Extended Data Fig. 2 Minimal OFF-targeting from epigenetic editing & reporter (epi)genomic features.
(a) Dot plot of genome-wide H3K4me3 enrichment across sliding 3 kb tiles by calibrated Cut&Run. Shown is genome-wide H3K4me3 upon epigenetic editing at the Hbby locus with Prdm9-CDscFV relative to control ESC with GFPscFV, demonstrating the vast majority of the genome does not acquire H3K4me3 peaks (minimal OFF-targeting). (b) Genome tracks showing ON-target enrichment of programmed H3K4me3 across the Hbby locus by Prdm9-CDscFV mediated epigenetic editing. (c) Correlation matrix of replicate transcriptomes (RNA-seq) following induction of the indicated epigenetic editing system with DOX. We routinely observed high correlation (>0.98) between global gene expression, with few OFF-target genes mis-ex- pressed, indicative of preferential ON-target activity. The exception is p300scFV, and we therefore reduced the DOX concentration to mitigate indirect effects. (d) ESC proliferation following a titration of p300-CDscFV induction levels with DOX. (e) Schematic and fluorescent images of ESC carrying the reference (REF) reporter knocked-in to distinct genomic locations; a permissive locus for transcription (left) and a non-permissive locus (right). Images were captured in two independent experiments with similar results. (f) Quantification of baseline H3K4me3 and H3K27me3 at identical reference reporters located within the each genomic context.
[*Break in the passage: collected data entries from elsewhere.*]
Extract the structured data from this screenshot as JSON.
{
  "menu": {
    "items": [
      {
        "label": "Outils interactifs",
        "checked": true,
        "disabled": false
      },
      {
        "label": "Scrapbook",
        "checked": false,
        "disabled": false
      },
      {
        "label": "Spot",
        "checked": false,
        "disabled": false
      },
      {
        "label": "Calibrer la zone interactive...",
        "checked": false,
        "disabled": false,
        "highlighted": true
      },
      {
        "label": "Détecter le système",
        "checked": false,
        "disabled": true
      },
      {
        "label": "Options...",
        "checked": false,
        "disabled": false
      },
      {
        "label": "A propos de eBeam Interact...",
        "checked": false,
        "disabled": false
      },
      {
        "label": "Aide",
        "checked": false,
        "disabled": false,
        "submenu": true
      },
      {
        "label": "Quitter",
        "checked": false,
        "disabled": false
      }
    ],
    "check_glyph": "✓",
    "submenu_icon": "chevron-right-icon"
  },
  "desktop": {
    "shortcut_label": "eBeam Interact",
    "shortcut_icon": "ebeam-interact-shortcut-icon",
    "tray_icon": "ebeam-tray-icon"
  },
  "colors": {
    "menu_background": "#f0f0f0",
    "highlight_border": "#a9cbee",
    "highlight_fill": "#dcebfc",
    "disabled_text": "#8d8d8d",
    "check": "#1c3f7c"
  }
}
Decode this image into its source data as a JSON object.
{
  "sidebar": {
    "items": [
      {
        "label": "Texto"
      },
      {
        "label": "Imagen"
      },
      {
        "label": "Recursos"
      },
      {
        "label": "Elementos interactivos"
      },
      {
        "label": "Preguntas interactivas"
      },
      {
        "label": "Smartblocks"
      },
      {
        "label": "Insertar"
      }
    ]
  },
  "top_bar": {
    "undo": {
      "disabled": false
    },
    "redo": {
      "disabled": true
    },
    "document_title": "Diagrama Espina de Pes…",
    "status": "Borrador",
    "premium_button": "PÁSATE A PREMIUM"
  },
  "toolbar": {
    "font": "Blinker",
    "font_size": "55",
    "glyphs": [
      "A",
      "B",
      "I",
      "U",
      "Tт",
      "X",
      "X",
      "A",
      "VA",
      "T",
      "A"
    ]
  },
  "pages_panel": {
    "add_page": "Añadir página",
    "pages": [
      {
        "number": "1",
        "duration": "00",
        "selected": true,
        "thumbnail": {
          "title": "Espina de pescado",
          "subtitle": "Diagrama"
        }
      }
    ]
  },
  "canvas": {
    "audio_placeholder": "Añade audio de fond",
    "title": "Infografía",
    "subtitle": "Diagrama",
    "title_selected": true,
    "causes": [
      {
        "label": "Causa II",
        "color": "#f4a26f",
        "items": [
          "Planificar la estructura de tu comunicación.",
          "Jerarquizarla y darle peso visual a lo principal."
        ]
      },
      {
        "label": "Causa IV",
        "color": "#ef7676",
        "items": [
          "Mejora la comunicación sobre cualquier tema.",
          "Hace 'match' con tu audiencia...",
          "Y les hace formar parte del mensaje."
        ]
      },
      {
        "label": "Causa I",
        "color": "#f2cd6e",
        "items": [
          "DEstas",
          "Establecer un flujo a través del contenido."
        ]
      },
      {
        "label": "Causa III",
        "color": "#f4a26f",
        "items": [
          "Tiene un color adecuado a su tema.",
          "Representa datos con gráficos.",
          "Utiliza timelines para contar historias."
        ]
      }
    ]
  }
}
Extended Data Fig. 3 Transcriptional impact of programmed chromatin marks at active & inactive loci.
(a-c) Representative flow cytometry histograms of reporter gene expression following de novo programming of the indicated chromatin modification. For each modification, the transcriptional effect is shown from a inactive location (initial expression OFF; see left panels) and on an identical promoter in a permissive location (initial expression ON; see right panels). The percentage of cells that acquire a new expression state following precision chromatin editing in each context is indicated, along with control (GFPscFV) targeting. Based on reproducible transcriptional responses, we grouped chromatin modifications into functional cohorts whereby (a) deposition promotes significant gene repression amongst a major fraction of cells, from an active genomic location (b) deposition facilitates significant gene activation amongst a major fraction of cells, from a repressed location, and (c) de novo targeting has a subtle or highly partially-penetrant repressive effect.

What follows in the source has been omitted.